Ce poème a été composé le 11 juillet 1846, au retour du cimetière de Saint-Mandé, où venait d’être inhumée la jeune Claire Pradier, la fille de Juliette Drouet.

A l’occasion des obsèques de Claire Pradier, la fille de Juliette, il se tourne vers sa vie et en tire des leçons. Le titre du recueil prend alors tout son sens, c’est une contemplation.

I. La vie : suractivité

1. Le déroulement : l’ordre de la vie

Hugo évoque les temps forts de sa vie : la formation (v.2-3) ; la vie sociale (v.3-5) ; les amours (v.6-8) ; la famille (v.9-12) ; l’engagement (v.13-19).
On note la progression du poème : les épisodes sont de plus en plus longs.

2. Une vie heureuse et active

Le texte développe différents champs lexicaux se rapportant à une vie heureuse et active.
La joie : « se plaît, joyeusement, charmant, riant aux éclats, bonheur ». Toutefois ce champ lexical est surtout abondant au début du texte, dans l’évocation de la première jeunesse.
L’activité : « on va, passant, jette, recule, lutte » etc. A l’inverse, ce champ lexical est plus net dans la deuxième moitié du texte, celle représentant l’homme actif.
L’activité désordonnée est également visible dans le rythme poétique, les rejets (vers 1 et 2, 9 et 10) , contre-rejets (vers 3 et 4, 11 et 12), les coupes remarquables : le vers 13 impose une coupe forte mais surprenante après « arrive » – 4 / 8 – et la diérèse de « passions », ou celles du vers 1 : 2/2/8.

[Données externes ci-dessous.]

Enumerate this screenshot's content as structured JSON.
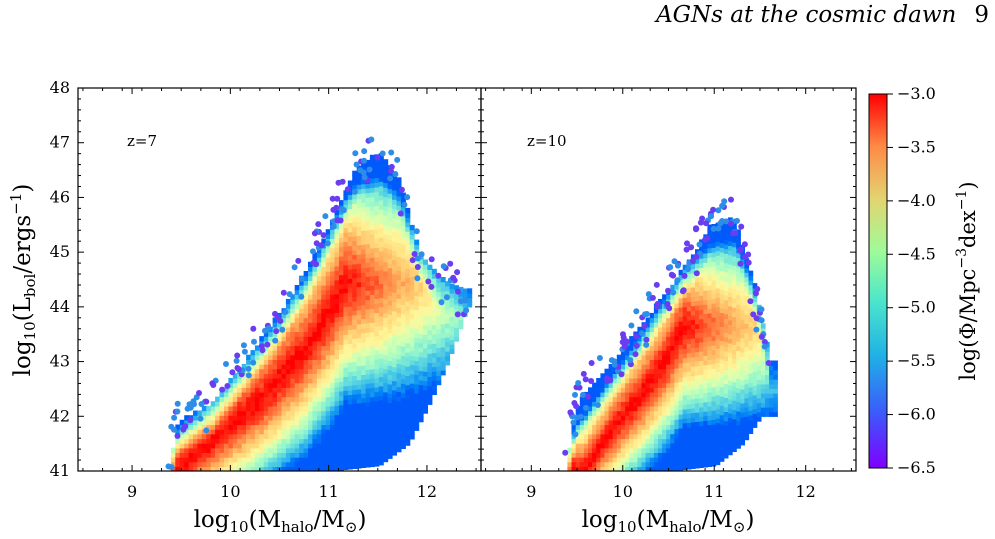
{
  "header": {
    "title": "AGNs at the cosmic dawn",
    "page_number": "9"
  },
  "chart_data": [
    {
      "type": "heatmap",
      "panel_label": "z=7",
      "xlabel_base": "log",
      "xlabel_sub": "10",
      "xlabel_rest": "(M",
      "xlabel_msub": "halo",
      "xlabel_tail": "/M",
      "xlabel_sun": "⊙",
      "xlabel_close": ")",
      "ylabel": "log10(Lbol/ergs−1)",
      "xlim": [
        8.45,
        12.55
      ],
      "ylim": [
        41,
        48
      ],
      "xticks": [
        "9",
        "10",
        "11",
        "12"
      ],
      "yticks": [
        "41",
        "42",
        "43",
        "44",
        "45",
        "46",
        "47",
        "48"
      ],
      "ridge": [
        [
          9.45,
          41.0
        ],
        [
          9.85,
          41.6
        ],
        [
          10.3,
          42.3
        ],
        [
          10.75,
          43.2
        ],
        [
          11.0,
          43.9
        ],
        [
          11.15,
          44.4
        ]
      ],
      "envelope_lower": [
        [
          9.5,
          41.0
        ],
        [
          10.5,
          41.0
        ],
        [
          11.0,
          41.0
        ],
        [
          11.5,
          41.1
        ],
        [
          11.8,
          41.5
        ],
        [
          12.0,
          42.2
        ],
        [
          12.2,
          43.0
        ],
        [
          12.4,
          44.0
        ]
      ],
      "envelope_upper": [
        [
          9.35,
          41.0
        ],
        [
          9.45,
          41.9
        ],
        [
          9.8,
          42.2
        ],
        [
          10.1,
          42.9
        ],
        [
          10.5,
          43.9
        ],
        [
          10.8,
          44.8
        ],
        [
          11.05,
          45.7
        ],
        [
          11.25,
          46.5
        ],
        [
          11.5,
          46.8
        ],
        [
          11.7,
          46.3
        ],
        [
          11.9,
          45.0
        ],
        [
          12.1,
          44.5
        ],
        [
          12.4,
          44.3
        ]
      ],
      "max_logphi": -3.0
    },
    {
      "type": "heatmap",
      "panel_label": "z=10",
      "xlim": [
        8.45,
        12.55
      ],
      "ylim": [
        41,
        48
      ],
      "xticks": [
        "9",
        "10",
        "11",
        "12"
      ],
      "ridge": [
        [
          9.55,
          41.0
        ],
        [
          9.9,
          41.8
        ],
        [
          10.2,
          42.4
        ],
        [
          10.45,
          43.0
        ],
        [
          10.65,
          43.6
        ]
      ],
      "envelope_lower": [
        [
          9.4,
          41.0
        ],
        [
          10.5,
          41.0
        ],
        [
          11.0,
          41.1
        ],
        [
          11.3,
          41.5
        ],
        [
          11.5,
          42.0
        ]
      ],
      "envelope_upper": [
        [
          9.35,
          41.0
        ],
        [
          9.5,
          42.3
        ],
        [
          9.9,
          43.0
        ],
        [
          10.3,
          43.9
        ],
        [
          10.7,
          44.8
        ],
        [
          10.95,
          45.5
        ],
        [
          11.2,
          45.6
        ],
        [
          11.4,
          44.5
        ],
        [
          11.6,
          43.0
        ]
      ],
      "max_logphi": -3.0
    }
  ],
  "colorbar": {
    "label": "log(Φ/Mpc−3dex−1)",
    "range": [
      -6.5,
      -3.0
    ],
    "ticks": [
      "−3.0",
      "−3.5",
      "−4.0",
      "−4.5",
      "−5.0",
      "−5.5",
      "−6.0",
      "−6.5"
    ],
    "colormap": "rainbow"
  }
}
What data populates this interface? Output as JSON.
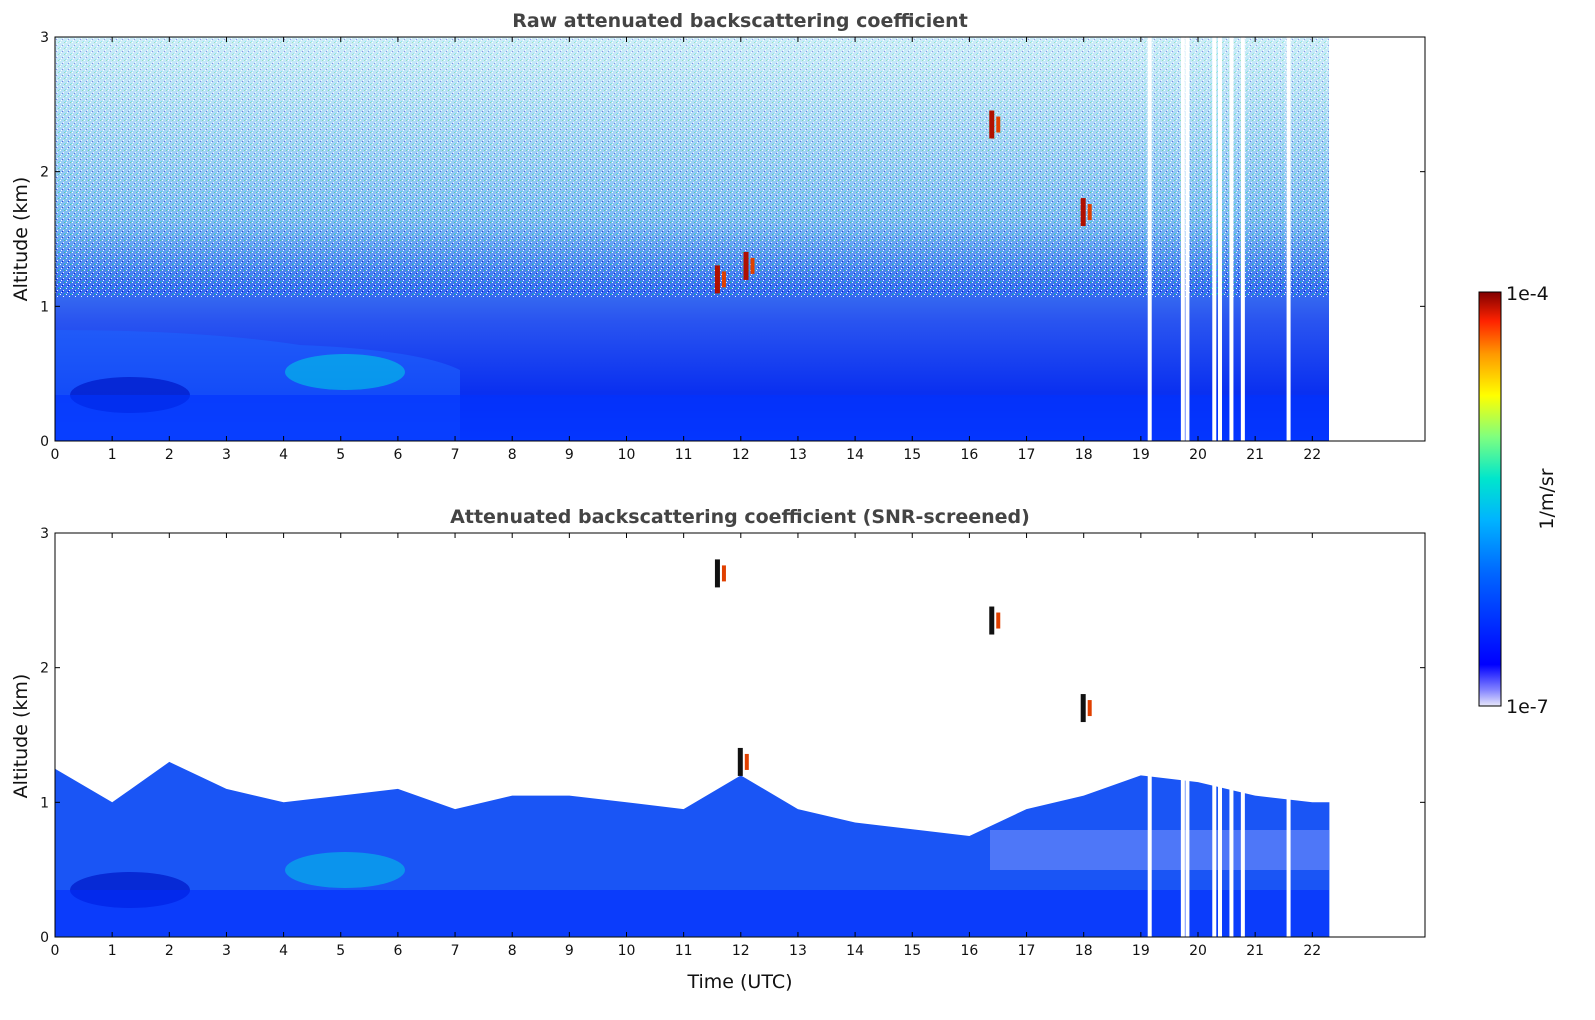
{
  "chart_data": [
    {
      "type": "heatmap",
      "title": "Raw attenuated backscattering coefficient",
      "xlabel": "",
      "ylabel": "Altitude (km)",
      "xlim": [
        0,
        24
      ],
      "ylim": [
        0,
        3
      ],
      "x_ticks": [
        "0",
        "1",
        "2",
        "3",
        "4",
        "5",
        "6",
        "7",
        "8",
        "9",
        "10",
        "11",
        "12",
        "13",
        "14",
        "15",
        "16",
        "17",
        "18",
        "19",
        "20",
        "21",
        "22"
      ],
      "y_ticks": [
        "0",
        "1",
        "2",
        "3"
      ],
      "data_end_hour": 22.3,
      "screened": false,
      "features": [
        {
          "kind": "boundary_layer",
          "t0": 0,
          "t1": 7.2,
          "alt_top_km": 0.8
        },
        {
          "kind": "aerosol_layer",
          "t0": 4.2,
          "t1": 6.3,
          "alt_km": 0.55
        },
        {
          "kind": "cloud",
          "t": 11.6,
          "alt_km": 1.2
        },
        {
          "kind": "cloud",
          "t": 12.1,
          "alt_km": 1.3
        },
        {
          "kind": "cloud",
          "t": 16.4,
          "alt_km": 2.35
        },
        {
          "kind": "cloud",
          "t": 18.0,
          "alt_km": 1.7
        }
      ],
      "missing_data_hours": [
        19.12,
        19.7,
        19.78,
        20.25,
        20.35,
        20.55,
        20.75,
        21.55
      ]
    },
    {
      "type": "heatmap",
      "title": "Attenuated backscattering coefficient (SNR-screened)",
      "xlabel": "Time (UTC)",
      "ylabel": "Altitude (km)",
      "xlim": [
        0,
        24
      ],
      "ylim": [
        0,
        3
      ],
      "x_ticks": [
        "0",
        "1",
        "2",
        "3",
        "4",
        "5",
        "6",
        "7",
        "8",
        "9",
        "10",
        "11",
        "12",
        "13",
        "14",
        "15",
        "16",
        "17",
        "18",
        "19",
        "20",
        "21",
        "22"
      ],
      "y_ticks": [
        "0",
        "1",
        "2",
        "3"
      ],
      "data_end_hour": 22.3,
      "screened": true,
      "boundary_layer_top_km": [
        [
          0,
          1.25
        ],
        [
          1,
          1.0
        ],
        [
          2,
          1.3
        ],
        [
          3,
          1.1
        ],
        [
          4,
          1.0
        ],
        [
          5,
          1.05
        ],
        [
          6,
          1.1
        ],
        [
          7,
          0.95
        ],
        [
          8,
          1.05
        ],
        [
          9,
          1.05
        ],
        [
          10,
          1.0
        ],
        [
          11,
          0.95
        ],
        [
          12,
          1.2
        ],
        [
          13,
          0.95
        ],
        [
          14,
          0.85
        ],
        [
          15,
          0.8
        ],
        [
          16,
          0.75
        ],
        [
          17,
          0.95
        ],
        [
          18,
          1.05
        ],
        [
          19,
          1.2
        ],
        [
          20,
          1.15
        ],
        [
          21,
          1.05
        ],
        [
          22,
          1.0
        ]
      ],
      "features": [
        {
          "kind": "cloud",
          "t": 11.6,
          "alt_km": 2.7
        },
        {
          "kind": "cloud",
          "t": 16.4,
          "alt_km": 2.35
        },
        {
          "kind": "cloud",
          "t": 18.0,
          "alt_km": 1.7
        },
        {
          "kind": "cloud",
          "t": 12.0,
          "alt_km": 1.3
        }
      ],
      "missing_data_hours": [
        19.12,
        19.7,
        19.78,
        20.25,
        20.35,
        20.55,
        20.75,
        21.55
      ]
    }
  ],
  "colorbar": {
    "label": "1/m/sr",
    "max_label": "1e-4",
    "min_label": "1e-7",
    "colors": [
      "#e8e8fa",
      "#4040ff",
      "#0000ff",
      "#0066ff",
      "#00b4ff",
      "#00e6cc",
      "#7fff7f",
      "#ffff00",
      "#ff9900",
      "#ff2200",
      "#800000"
    ]
  }
}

3. Un mouvement d’expansion

On repère très peu de liens entre les différentes actions mentionnées, elles sont juxtaposées, comme une longue énumération, en une seule phrase de dix-neuf vers.
En revanche, on distingue une progression dans l’espace ; l’homme occupe de plus en plus l’espace : en hauteur, dans les deux premiers vers, en largeur, les promenades dans la nature, l’intérieur et l’extérieur, la foule, la tempête, pour finir par se dissoudre dans le néant du dernier vers.
Les références temporelles sont plus diffuses : la démarche générale correspond clairement à la chronologie de la vie ; mais il n’y a pas d’indicateurs de cette évolution.
En revanche, on trouve des mentions des moments de la journée : le matin, tout le jour, et le très sobre « puis » pour finir.
Cette simplicité contribue à donner au poème sa valeur universelle d’éternel recommencement.

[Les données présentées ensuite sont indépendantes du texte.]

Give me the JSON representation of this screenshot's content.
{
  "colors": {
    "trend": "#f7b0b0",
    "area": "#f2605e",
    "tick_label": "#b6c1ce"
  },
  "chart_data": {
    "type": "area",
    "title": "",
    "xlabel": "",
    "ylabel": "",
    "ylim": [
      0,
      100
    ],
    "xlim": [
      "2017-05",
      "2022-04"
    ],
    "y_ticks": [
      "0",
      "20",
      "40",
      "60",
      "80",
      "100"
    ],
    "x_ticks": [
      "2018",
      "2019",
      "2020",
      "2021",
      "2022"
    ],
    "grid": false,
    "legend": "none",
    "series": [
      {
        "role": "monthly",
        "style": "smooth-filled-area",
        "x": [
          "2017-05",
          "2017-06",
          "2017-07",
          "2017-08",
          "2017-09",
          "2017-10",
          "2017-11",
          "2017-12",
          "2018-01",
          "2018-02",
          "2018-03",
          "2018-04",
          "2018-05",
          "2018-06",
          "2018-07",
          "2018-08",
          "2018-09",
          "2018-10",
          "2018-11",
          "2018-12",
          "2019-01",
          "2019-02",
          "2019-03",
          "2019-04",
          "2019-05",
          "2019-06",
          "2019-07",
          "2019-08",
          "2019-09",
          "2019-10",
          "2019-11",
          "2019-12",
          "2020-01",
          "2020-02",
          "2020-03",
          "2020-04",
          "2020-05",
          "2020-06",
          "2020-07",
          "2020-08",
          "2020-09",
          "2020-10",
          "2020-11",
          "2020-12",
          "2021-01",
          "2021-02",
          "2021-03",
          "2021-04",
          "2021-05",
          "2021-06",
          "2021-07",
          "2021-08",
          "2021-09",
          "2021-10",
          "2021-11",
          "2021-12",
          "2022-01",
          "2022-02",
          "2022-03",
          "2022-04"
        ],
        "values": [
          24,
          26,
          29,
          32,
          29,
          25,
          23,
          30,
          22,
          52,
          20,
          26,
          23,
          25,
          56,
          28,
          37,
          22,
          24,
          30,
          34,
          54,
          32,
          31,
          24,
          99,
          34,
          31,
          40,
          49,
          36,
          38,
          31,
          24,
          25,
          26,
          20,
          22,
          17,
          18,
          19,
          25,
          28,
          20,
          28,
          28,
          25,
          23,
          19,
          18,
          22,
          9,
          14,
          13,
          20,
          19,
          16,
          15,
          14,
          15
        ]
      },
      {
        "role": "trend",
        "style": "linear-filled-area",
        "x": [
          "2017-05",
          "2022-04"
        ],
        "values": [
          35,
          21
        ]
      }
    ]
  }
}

II. Un regard critique et rétrospectif

1. La volonté de généralisation

L’énonciation : deux séries de pronoms sont utilisées : le pronom indéfini « on » est employé 22 fois, complété par le pronom réfléchi « se » (3 fois). Par ailleurs, on trouve 3 fois « vous », aux vers 6,10, 15. La surabondance de « on » traduit la valeur universelle de la réflexion de Hugo ; mais complété par les trois « vous », il évoque l’emploi familier de « on », c’est-à-dire un remplacement impropre de « nous ».
Pour qui connaît Hugo, le texte peut passer pour une autobiographie. Le poète décrit donc la vie de l’homme, c’est-à-dire de chacun de nous, lecteurs.
Les références personnelles sont imprécises. Rien ne permet de distinguer cet homme d’un autre : une mère, une fille ; aucun métier précis ; certes, quelques allusions lisibles pour qui connaît Hugo, au décès de Claire Pradier.
Même la formule finale « en revenant du cimetière » a été écourtée ; la première version mentionnée « de Saint-Mandé ». Ainsi la dédicace s’élargit : on revient toujours d’un cimetière.

2. L’absurdité des activités

Si les scènes du début ont le charme de ce qui est saisi sur le vif, l’absence de coordination logique leur ôte tout sens.
Au contraire, ces activités font l’objet de contrastes parfois très forts : « On aime/ on est aimé », traduit l’harmonie dans la réciprocité au début, pour céder la place à l’opposition à la fin : « faible et fort », « petit et grand », « vient et passe », « deuil, fête, arrive, recule ».
On pourrait résumer dans le vers 15 la petitesse de l’homme : « veut/prend » traduit les limites de la volonté humaine devant le « sort », c’est-à-dire la vie.
Les contrastes s’accentuent à la fin dans une structure plus nettement binaire.

3. La formule conclusive

Le dernier vers tombe comme un couperet.
L’absence de verbe, les voyelles ouvertes « a, o, on, en » traduisent la béance de trou que vient de voir le poète au cimetière.
La mort nous coupe dans notre élan, brise une vise dans son activité, comme celle de la jeune fille qu’on vient d’enterrer.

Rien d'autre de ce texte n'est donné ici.